IBM Picks Up Tealeaf Technology, Looks to Predict Behavior

By Steve Anderson, Contributing TMCnet Writer

IBM (News - Alert) has made an agreement with Tealeaf Technology to buy their entire company for an undisclosed sum. While details on the terms of the agreement haven't been announced, the sale is expected to complete sometime in the second quarter of this year. Just how much IBM will be paid in cash, stock or any combination is unknown – the mere substance of the deal is impressive by any measure.

Tealeaf Technology, as the name implies, has a line of software which allows companies to analyze customer behavior and react accordingly. Tealeaf's software can perform a variety of functions to that end, including analyzing reactions to mobile marketing in which customer sessions ended prematurely.
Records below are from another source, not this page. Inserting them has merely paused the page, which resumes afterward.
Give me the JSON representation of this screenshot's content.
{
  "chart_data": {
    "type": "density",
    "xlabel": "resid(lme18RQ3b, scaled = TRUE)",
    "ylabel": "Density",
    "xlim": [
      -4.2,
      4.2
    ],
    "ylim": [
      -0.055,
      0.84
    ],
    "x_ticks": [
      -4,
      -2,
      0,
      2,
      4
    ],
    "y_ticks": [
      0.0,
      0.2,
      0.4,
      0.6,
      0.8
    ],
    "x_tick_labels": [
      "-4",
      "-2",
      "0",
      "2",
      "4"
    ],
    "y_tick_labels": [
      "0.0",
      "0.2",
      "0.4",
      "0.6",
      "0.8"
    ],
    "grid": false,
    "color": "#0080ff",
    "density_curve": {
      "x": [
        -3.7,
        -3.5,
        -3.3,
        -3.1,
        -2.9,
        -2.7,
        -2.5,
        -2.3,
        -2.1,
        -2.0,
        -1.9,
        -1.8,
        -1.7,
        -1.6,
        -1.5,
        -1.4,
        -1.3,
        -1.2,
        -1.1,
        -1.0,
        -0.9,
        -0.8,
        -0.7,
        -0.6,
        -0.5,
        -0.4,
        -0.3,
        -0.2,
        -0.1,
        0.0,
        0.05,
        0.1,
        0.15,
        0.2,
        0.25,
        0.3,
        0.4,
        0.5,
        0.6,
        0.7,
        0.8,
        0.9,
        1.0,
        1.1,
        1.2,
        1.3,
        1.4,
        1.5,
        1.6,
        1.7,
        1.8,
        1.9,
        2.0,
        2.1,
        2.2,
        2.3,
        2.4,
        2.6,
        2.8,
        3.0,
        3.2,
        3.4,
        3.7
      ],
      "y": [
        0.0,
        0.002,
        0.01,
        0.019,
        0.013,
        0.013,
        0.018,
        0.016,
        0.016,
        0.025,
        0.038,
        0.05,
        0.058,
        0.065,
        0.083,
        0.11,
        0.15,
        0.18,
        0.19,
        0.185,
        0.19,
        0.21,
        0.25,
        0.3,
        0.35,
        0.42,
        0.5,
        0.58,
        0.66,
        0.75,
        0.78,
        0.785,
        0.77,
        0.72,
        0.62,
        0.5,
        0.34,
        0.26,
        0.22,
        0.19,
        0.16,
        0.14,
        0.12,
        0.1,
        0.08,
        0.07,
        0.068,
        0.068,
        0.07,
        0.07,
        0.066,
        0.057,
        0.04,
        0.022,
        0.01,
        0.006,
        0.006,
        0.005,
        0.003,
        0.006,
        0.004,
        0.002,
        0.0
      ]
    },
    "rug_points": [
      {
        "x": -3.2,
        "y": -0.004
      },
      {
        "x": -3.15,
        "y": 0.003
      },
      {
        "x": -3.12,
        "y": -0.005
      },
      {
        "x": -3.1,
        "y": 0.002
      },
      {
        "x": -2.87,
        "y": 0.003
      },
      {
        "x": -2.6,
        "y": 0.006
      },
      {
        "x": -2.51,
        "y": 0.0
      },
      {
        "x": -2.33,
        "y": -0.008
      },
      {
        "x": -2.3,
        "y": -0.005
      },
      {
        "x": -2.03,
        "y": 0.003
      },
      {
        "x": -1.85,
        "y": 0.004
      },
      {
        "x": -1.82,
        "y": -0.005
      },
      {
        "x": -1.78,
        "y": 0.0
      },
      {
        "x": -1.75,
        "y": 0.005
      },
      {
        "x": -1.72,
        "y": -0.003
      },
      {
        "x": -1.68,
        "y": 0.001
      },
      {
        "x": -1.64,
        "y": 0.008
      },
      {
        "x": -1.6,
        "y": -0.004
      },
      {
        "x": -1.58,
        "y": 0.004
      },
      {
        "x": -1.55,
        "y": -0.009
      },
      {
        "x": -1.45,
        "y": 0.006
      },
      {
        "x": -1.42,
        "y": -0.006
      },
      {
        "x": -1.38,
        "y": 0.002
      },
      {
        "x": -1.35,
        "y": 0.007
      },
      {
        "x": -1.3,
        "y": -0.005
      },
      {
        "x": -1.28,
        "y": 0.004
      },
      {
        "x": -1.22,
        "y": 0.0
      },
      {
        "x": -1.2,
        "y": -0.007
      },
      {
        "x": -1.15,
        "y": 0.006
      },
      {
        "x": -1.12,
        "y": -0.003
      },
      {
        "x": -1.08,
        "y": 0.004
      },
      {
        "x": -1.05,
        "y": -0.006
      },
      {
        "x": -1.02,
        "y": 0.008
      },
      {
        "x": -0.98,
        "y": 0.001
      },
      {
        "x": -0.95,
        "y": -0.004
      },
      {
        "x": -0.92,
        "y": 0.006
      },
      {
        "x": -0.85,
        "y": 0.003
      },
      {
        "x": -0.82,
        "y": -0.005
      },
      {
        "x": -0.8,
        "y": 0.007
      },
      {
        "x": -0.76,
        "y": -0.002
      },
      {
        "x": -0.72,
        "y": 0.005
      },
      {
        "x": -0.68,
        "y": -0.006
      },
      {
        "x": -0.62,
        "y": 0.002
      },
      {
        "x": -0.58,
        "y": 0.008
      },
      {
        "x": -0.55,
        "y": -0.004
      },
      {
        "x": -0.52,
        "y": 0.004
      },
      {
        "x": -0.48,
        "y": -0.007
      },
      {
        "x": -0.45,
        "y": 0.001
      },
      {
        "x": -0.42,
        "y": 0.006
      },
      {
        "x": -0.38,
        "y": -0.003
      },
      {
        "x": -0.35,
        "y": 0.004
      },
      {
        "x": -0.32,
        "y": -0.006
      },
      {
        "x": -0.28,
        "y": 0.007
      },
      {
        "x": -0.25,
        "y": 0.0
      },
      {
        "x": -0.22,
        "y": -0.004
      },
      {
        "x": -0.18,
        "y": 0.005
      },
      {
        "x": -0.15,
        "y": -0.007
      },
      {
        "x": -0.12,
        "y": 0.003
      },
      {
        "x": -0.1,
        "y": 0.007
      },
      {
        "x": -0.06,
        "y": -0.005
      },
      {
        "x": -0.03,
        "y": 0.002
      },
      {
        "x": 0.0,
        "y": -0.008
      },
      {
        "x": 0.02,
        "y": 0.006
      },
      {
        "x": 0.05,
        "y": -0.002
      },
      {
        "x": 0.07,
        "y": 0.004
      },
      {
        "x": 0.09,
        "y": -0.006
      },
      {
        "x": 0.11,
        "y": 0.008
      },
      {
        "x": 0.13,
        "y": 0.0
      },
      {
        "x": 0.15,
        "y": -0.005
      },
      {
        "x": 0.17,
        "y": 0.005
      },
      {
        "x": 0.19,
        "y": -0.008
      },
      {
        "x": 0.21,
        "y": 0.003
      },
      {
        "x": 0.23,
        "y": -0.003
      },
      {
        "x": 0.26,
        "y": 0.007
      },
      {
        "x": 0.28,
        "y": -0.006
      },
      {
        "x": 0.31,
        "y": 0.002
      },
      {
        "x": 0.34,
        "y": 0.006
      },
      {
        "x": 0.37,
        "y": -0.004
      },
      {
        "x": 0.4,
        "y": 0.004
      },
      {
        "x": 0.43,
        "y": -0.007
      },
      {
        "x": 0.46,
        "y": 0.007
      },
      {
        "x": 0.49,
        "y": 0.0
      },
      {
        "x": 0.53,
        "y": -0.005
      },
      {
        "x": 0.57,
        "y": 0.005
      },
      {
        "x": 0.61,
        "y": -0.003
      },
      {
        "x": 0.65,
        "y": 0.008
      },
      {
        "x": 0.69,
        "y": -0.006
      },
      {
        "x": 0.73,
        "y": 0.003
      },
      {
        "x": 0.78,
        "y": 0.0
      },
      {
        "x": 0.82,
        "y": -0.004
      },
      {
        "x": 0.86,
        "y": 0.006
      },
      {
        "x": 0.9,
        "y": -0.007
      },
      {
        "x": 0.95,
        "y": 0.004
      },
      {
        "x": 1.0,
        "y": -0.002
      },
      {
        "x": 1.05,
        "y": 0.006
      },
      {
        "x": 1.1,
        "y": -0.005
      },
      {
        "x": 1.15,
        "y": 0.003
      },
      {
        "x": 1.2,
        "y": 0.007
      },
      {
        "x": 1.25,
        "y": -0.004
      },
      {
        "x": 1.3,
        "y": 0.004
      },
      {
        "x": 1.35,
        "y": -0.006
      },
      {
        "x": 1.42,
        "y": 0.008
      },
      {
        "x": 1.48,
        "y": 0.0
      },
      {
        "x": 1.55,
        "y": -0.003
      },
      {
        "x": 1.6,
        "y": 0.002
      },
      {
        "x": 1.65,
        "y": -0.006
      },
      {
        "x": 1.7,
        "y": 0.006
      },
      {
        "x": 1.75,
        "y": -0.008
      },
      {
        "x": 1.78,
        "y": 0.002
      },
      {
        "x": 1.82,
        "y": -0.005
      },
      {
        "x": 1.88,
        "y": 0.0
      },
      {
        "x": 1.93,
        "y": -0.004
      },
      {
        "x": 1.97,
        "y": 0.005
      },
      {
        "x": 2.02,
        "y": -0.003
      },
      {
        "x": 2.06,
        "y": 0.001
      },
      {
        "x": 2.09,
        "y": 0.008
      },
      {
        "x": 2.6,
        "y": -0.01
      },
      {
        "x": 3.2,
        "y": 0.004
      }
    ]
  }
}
From there, a business can make relevant changes with an eye toward improving customer sessions in the future, as well as possibly recapturing lost revenue when customers ended their sessions early.

IBM has lately made several purchases geared toward an area they refer to as "smarter commerce" having made three such acquisitions in the last year, and six since 2010 as part of a total investment of $3 billion in the field. IBM looks to use the "smarter commerce" tools to improve its online analytics offerings, and its automation offerings, to provide businesses with better tools toward improving their bottom line, an all too necessary part of any business climate, especially a poorer one like we're in now.

Of course, predictive software like Tealeaf Technology's model in the hands of, say, IBM's sublimely potent Watson supercomputer, might yield some equally impressive results on a scale previously unimagined, though whether or not IBM has an eye to reverse engineering Tealeaf Technology stock for use with the Watson is unknown and may not even be feasible.

Still, it's a very interesting notion, and will bear watching to see just what IBM does with its combination of "big iron" hardware and predictive software. They may eventually have a better idea of what users will do in the future than even the users themselves do at the present.